Much of this last week Helena has been engaged in cleaning up "accidents." It seems both Elmo and one the Tubbies are exhibiting typical Helena behaviour in refusing to wear their diapers and then producing "messes" on the floor, which I am grateful she most diligently and promptly attends to — there's nothing like stepping in an imaginary puddle and dealing with frantic near unintelligible toddler exclamations about peepee and kaka to help blur reality.

Book stuff
Yesterday, waiting in the car while J-F popped out, Helena asleep in her seat, I caught the tail end of Carlos Fuentes reading from, I believe, his recent book of essays (excerpt), on Writers and Company, about a flourishing literal cross-border trade in literature, the currency of ideas. (He sounds like a much younger man.) It makes me more than a little sorry that I had to miss Blue Metropolis this year.

I've been rereading Douglas Adams' Hitchhiker's trilogy (in five parts). We'd started before Christmas, reading aloud at bedtime, in anticipation of the movie. It didn't take long before we fell out of the habit, but I've been zipping through it over the last week whenever I find a few spare minutes, and this to some extent compensates for the fact that we won't be getting out to see a movie in a theatre any time soon. It turns out my memory of the radio play is much more vivid than that of the actual book. There are stretches I don't remember reading at all.
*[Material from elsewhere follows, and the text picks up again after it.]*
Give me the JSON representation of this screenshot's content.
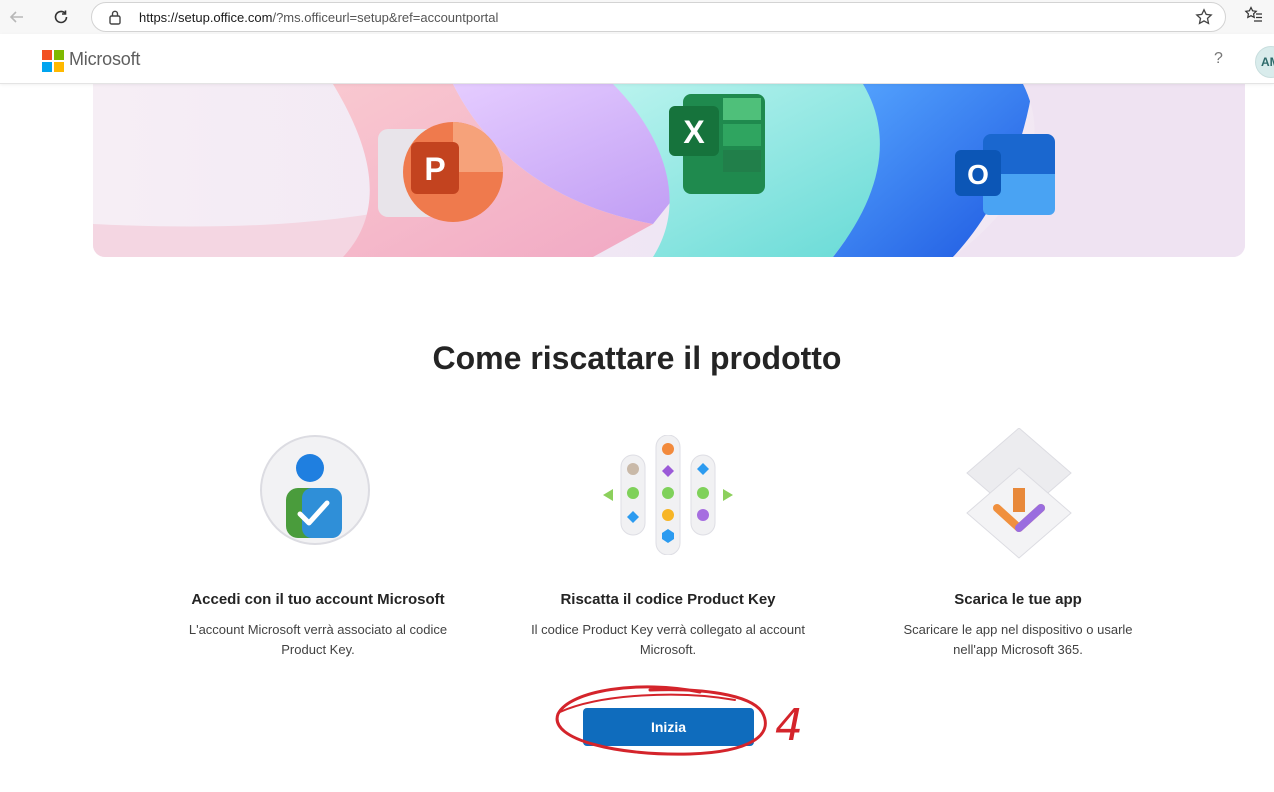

Which makes it all very fresh and exciting.

Packing up books: Carter Beats the Devil, by Glen David Gold, puts a smile on my face. It's one of the more entertaining books I've read in recent memory. Magic! Murder! Romance! Traumatic childhood! Pirates! I mention it now only cuz I wish he'd write something else for me to read already.
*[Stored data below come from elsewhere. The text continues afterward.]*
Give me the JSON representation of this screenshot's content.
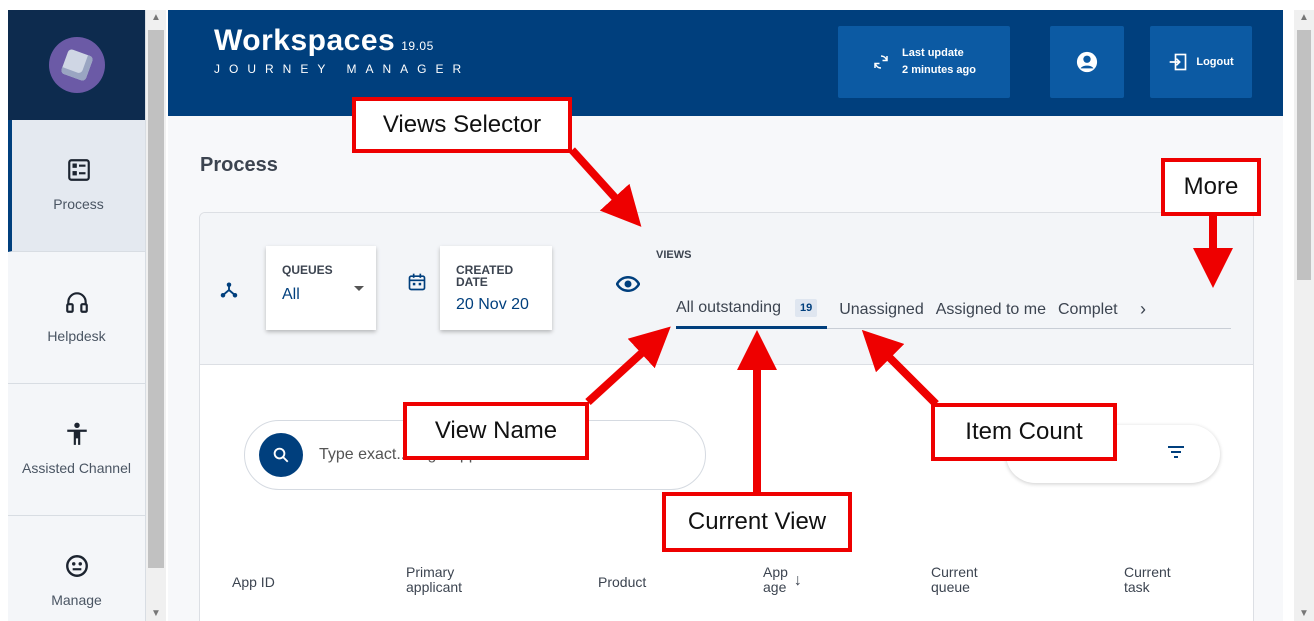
{
  "app": {
    "title": "Workspaces",
    "version": "19.05",
    "subtitle": "JOURNEY MANAGER",
    "last_update_line1": "Last update",
    "last_update_line2": "2 minutes ago",
    "logout_label": "Logout"
  },
  "sidebar": {
    "items": [
      {
        "label": "Process",
        "icon": "process-icon"
      },
      {
        "label": "Helpdesk",
        "icon": "headset-icon"
      },
      {
        "label": "Assisted Channel",
        "icon": "accessibility-icon"
      },
      {
        "label": "Manage",
        "icon": "manage-icon"
      }
    ]
  },
  "page": {
    "title": "Process"
  },
  "filters": {
    "queues_label": "QUEUES",
    "queues_value": "All",
    "created_label_line1": "CREATED",
    "created_label_line2": "DATE",
    "created_value": "20 Nov 20"
  },
  "views": {
    "label": "VIEWS",
    "tabs": [
      {
        "label": "All outstanding",
        "count": "19",
        "active": true
      },
      {
        "label": "Unassigned"
      },
      {
        "label": "Assigned to me"
      },
      {
        "label": "Complet"
      }
    ]
  },
  "search": {
    "placeholder": "Type exact... e.g. \"apple\""
  },
  "table": {
    "columns": [
      {
        "line1": "App ID",
        "line2": ""
      },
      {
        "line1": "Primary",
        "line2": "applicant"
      },
      {
        "line1": "Product",
        "line2": ""
      },
      {
        "line1": "App",
        "line2": "age"
      },
      {
        "line1": "Current",
        "line2": "queue"
      },
      {
        "line1": "Current",
        "line2": "task"
      }
    ]
  },
  "annotations": {
    "views_selector": "Views Selector",
    "more": "More",
    "view_name": "View Name",
    "item_count": "Item Count",
    "current_view": "Current View"
  },
  "colors": {
    "header_bg": "#003f7d",
    "header_button": "#0c5aa3",
    "callout_border": "#ee0000"
  }
}
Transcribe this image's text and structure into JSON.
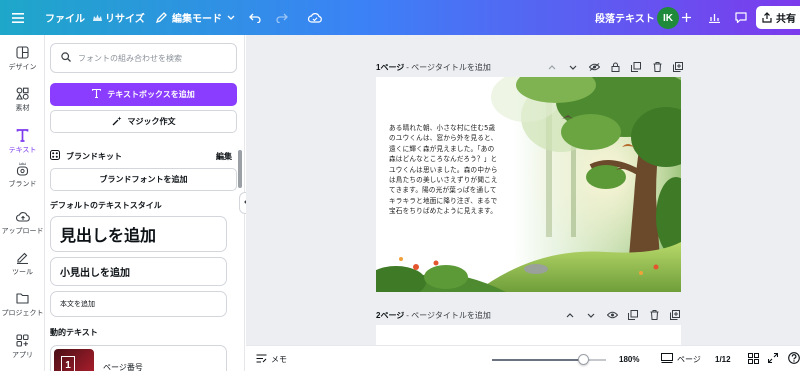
{
  "colors": {
    "accent": "#8b3dff",
    "avatar": "#1f8a3a"
  },
  "topbar": {
    "menu_icon": "hamburger-icon",
    "file_label": "ファイル",
    "resize_label": "リサイズ",
    "edit_mode_label": "編集モード",
    "paragraph_text_label": "段落テキスト",
    "avatar_initials": "IK",
    "share_label": "共有"
  },
  "rail": {
    "items": [
      {
        "label": "デザイン",
        "icon": "design-icon"
      },
      {
        "label": "素材",
        "icon": "elements-icon"
      },
      {
        "label": "テキスト",
        "icon": "text-icon",
        "active": true
      },
      {
        "label": "ブランド",
        "icon": "brand-icon"
      },
      {
        "label": "アップロード",
        "icon": "upload-icon"
      },
      {
        "label": "ツール",
        "icon": "draw-icon"
      },
      {
        "label": "プロジェクト",
        "icon": "folder-icon"
      },
      {
        "label": "アプリ",
        "icon": "apps-icon"
      }
    ]
  },
  "panel": {
    "search_placeholder": "フォントの組み合わせを検索",
    "add_textbox_label": "テキストボックスを追加",
    "magic_write_label": "マジック作文",
    "brand_kit_label": "ブランドキット",
    "brand_kit_edit": "編集",
    "brand_font_label": "ブランドフォントを追加",
    "default_styles_title": "デフォルトのテキストスタイル",
    "heading_label": "見出しを追加",
    "subheading_label": "小見出しを追加",
    "body_label": "本文を追加",
    "dynamic_text_title": "動的テキスト",
    "dynamic_item_label": "ページ番号",
    "dynamic_item_number": "1"
  },
  "canvas": {
    "page1_label": "1ページ",
    "page1_title_placeholder": "- ページタイトルを追加",
    "page2_label": "2ページ",
    "page2_title_placeholder": "- ページタイトルを追加",
    "story_text": "ある晴れた朝、小さな村に住む5歳\nのユウくんは、窓から外を見ると、\n遠くに輝く森が見えました。「あの\n森はどんなところなんだろう？」と\nユウくんは思いました。森の中から\nは鳥たちの美しいさえずりが聞こえ\nてきます。陽の光が葉っぱを通して\nキラキラと地面に降り注ぎ、まるで\n宝石をちりばめたように見えます。"
  },
  "bottombar": {
    "notes_label": "メモ",
    "zoom_percent": 0.8,
    "zoom_value": "180%",
    "pages_label": "ページ",
    "page_counter": "1/12"
  }
}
Last call for free books. Some are spoken for, but many remain. I intend to have them shipped off to you by the end of the week.

Hilary Mantel's The Giant O'Brien is still up for grabs. Though maybe it shouldn't be — I'd received it as a gift and I notice now that there's an inscription. Plus, I did rather enjoy it. However, all the great press her new book is receiving notwithstanding (and it does sound intriguing), I had the misfortune of hearing her in interview a year or two ago, and I thought her sssoooo pretentious, so full of herself and her writerly life, "listen to me go on about my grand revelations" when in fact they are perfectly ordinary, please get over yourself, that I am loathe to read another word of hers.

(I remember hearing one young author talk about having lived in Greece. It turned out she spent a summer there. Three months. Sure, you set up a homebase, immerse yourself in the local culture, but that hardly qualifies as living there. A year maybe. Or if you had with you all your worldly possessions and were struggling to find work to support yourself the whole while. But mommy and daddy footing the bill and maintaining your apartment for your return doesn't count. That's a vacation, it's not "living abroad." I really hate when people exaggerate.)

The reports have swished about for some time, and the new library in town is there to drive the point home, but I have a hard time believing that Quebeckers (at least Montrealers) don't read. When I moved here three years ago one of the things I found most striking was that almost everyone who rode public transit had a book in their hands. This was in stark contrast to the blank-faced commuters in other cities I've spent any time in. Montreal drivers are dangerous, many of them so because they have newspapers open beside them. In summer, every park bench is occupied equally by people and books. No matter the age or language. They're reading international books and classics along with genre fiction (definitely more fiction than nonfiction). Maybe it's only those people who ride the same routes as I do, hang out in this particular park, sit in those cafés that flank my path. But I can't reconcile the anecdotal evidence to the official reports. Maybe I will take on the project this summer to document "books seen being read in Montreal."